According to them, Gajraj “want everything under his control,” and “if you is the yes type of person, he likes you. If not he does not. If you know it’s wrong and you still want to tell him, it’s useless, he don’t listen.”
And regarding a road to Sand Creek and the construction of some concrete bridges, these projects had never been tendered for, officials said. However, when a report was made, and a team from Georgetown was sent to investigate, minutes of the tender meetings appeared.

According to this newspaper’s sources, there were signatures of persons who attend the meetings and it was well known who they were. Additionally, they said, many had been working with the region for a long time and kept silent because they didn’t want to lose their years of service.

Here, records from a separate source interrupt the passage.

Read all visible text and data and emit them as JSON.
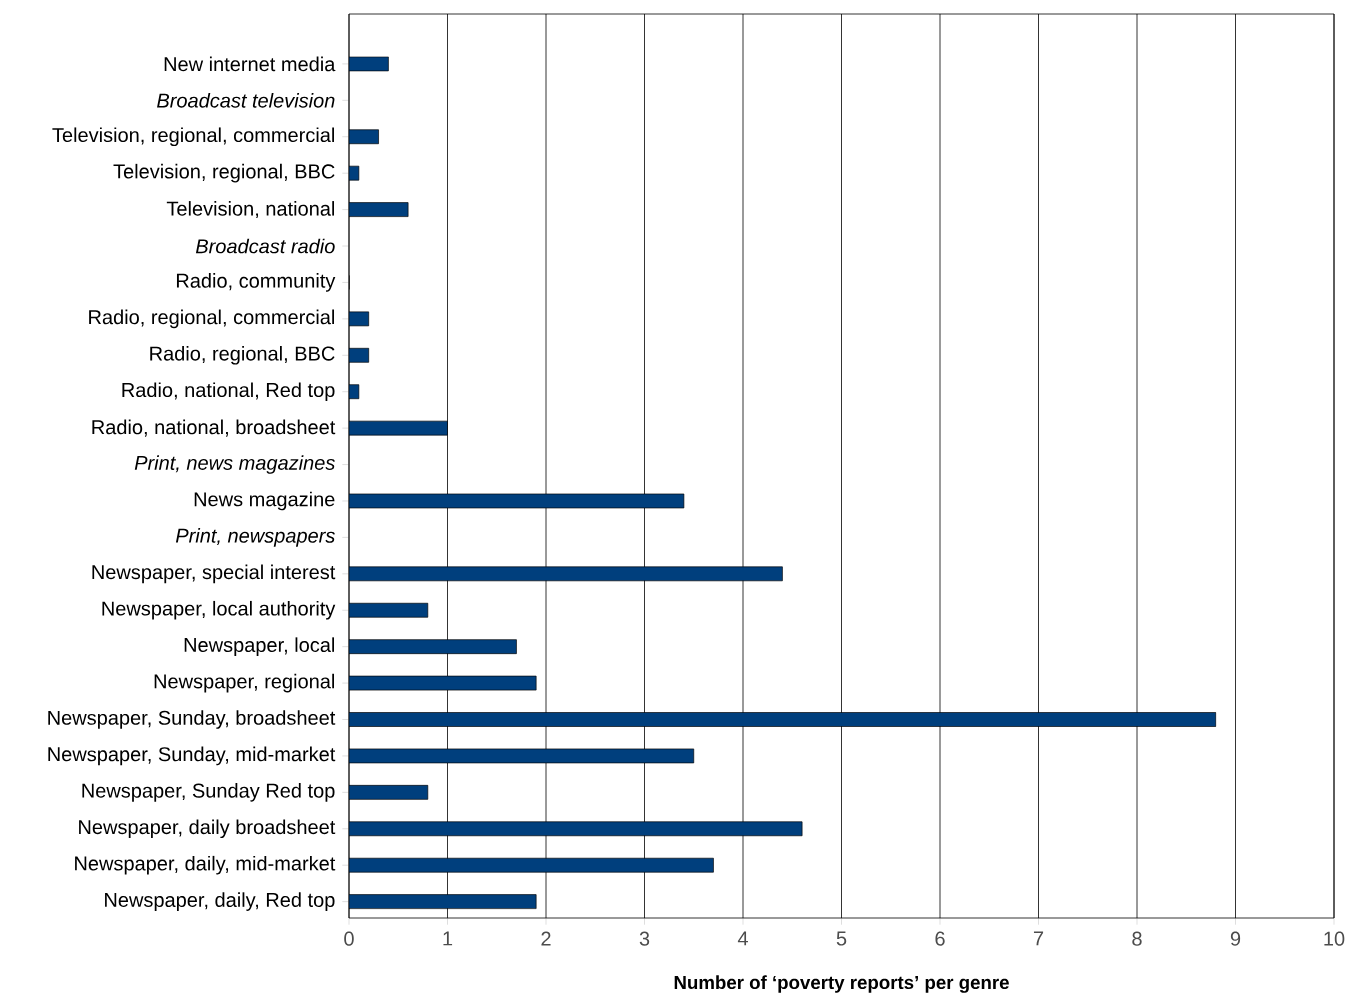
{
  "chart_data": {
    "type": "bar",
    "orientation": "horizontal",
    "xlabel": "Number of ‘poverty reports’ per genre",
    "categories": [
      "New internet media",
      "Broadcast television",
      "Television, regional, commercial",
      "Television, regional, BBC",
      "Television, national",
      "Broadcast radio",
      "Radio, community",
      "Radio, regional, commercial",
      "Radio, regional, BBC",
      "Radio, national, Red top",
      "Radio, national, broadsheet",
      "Print, news magazines",
      "News magazine",
      "Print, newspapers",
      "Newspaper, special interest",
      "Newspaper, local authority",
      "Newspaper, local",
      "Newspaper, regional",
      "Newspaper, Sunday, broadsheet",
      "Newspaper, Sunday, mid-market",
      "Newspaper, Sunday Red top",
      "Newspaper, daily broadsheet",
      "Newspaper, daily, mid-market",
      "Newspaper, daily, Red top"
    ],
    "values": [
      0.4,
      null,
      0.3,
      0.1,
      0.6,
      null,
      0,
      0.2,
      0.2,
      0.1,
      1.0,
      null,
      3.4,
      null,
      4.4,
      0.8,
      1.7,
      1.9,
      8.8,
      3.5,
      0.8,
      4.6,
      3.7,
      1.9
    ],
    "color": "#003f7d",
    "xlim": [
      0,
      10
    ],
    "xticks": [
      0,
      1,
      2,
      3,
      4,
      5,
      6,
      7,
      8,
      9,
      10
    ],
    "grid": "x"
  }
}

According to them, the lack of transparency and accountability in Region Nine is “worse than Region Four.” They said complaints had been made to a high level government team but nothing was done and “apparently they prefer him over us.” The workers said that on numerous occasions, Gajraj tells them that the country “is in debt” to his family.

The workers also said that they had been victimized and discriminated against and were willing to say what they knew once they would be assured that action would be taken, because according to one, “I can’t be victimized more than I am.”